Étrangement, cette rencontre improbable rapprocha les deux individus. Depuis l'incident, et bien qu'Okimi lui ait demandé de ne plus revenir, Adrien revint régulièrement au domaine en compagnie de son frère. Bien qu'il ne comprenait pas vraiment ce qu'il s'y passait, sa nature l'obligeait à chercher des réponses à ses questions. À force de persévérance, Okimi commença à s'amuser de ses visites, mais surtout de ses suppositions sur ce qu'elle était et ce que représentait le manoir. Il se rapprochait toujours d'un peu plus de la vérité, mais elle était déterminée à ne pas lui accorder les réponses qu'il attendait.

Mais le temps passa, et devait elle reconnaître que plus elle le voyait, plus elle appréciait sa compagnie. Comme une pièce manquante, elle se sentait bien quand il était là ; elle s'autorisait même à ressentir un peu de bonheur.
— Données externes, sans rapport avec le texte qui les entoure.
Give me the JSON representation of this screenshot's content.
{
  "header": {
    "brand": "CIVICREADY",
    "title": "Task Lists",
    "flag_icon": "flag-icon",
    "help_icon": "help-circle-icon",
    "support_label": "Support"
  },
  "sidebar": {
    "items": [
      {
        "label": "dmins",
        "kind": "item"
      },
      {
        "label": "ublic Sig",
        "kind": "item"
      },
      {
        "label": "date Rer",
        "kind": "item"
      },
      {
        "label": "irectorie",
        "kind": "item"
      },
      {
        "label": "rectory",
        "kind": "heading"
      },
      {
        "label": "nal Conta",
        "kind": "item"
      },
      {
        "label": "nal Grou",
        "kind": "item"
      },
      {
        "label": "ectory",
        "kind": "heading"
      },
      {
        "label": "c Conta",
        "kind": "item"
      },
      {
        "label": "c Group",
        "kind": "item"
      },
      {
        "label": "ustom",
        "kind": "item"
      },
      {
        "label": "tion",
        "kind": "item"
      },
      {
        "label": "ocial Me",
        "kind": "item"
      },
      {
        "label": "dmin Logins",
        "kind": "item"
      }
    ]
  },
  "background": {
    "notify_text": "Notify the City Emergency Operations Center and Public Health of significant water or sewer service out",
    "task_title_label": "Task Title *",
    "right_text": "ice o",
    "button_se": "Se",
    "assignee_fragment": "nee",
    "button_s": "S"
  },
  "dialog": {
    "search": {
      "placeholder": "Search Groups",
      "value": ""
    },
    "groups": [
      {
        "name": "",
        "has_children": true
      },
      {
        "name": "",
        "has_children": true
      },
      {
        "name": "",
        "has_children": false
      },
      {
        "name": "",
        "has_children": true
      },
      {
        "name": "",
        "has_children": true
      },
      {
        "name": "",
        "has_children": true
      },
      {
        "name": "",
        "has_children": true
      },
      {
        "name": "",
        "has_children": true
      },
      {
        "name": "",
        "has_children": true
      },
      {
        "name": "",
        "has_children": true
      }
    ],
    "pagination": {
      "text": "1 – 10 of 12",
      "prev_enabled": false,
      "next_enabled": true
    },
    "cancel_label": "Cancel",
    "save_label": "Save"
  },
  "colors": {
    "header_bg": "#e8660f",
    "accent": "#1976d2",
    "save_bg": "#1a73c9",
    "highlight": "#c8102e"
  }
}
Et un jour, l'inévitable se produisit. Alors qu'ils se baladaient dans les jardins, non loin de l'endroit où ils s'étaient rencontrés pour la première fois, Adrien enlaça son corps froid et lui donna un premier baiser. C'était la première fois depuis bien des années qu'elle ressentait autant de chaleur dans une seule étreinte.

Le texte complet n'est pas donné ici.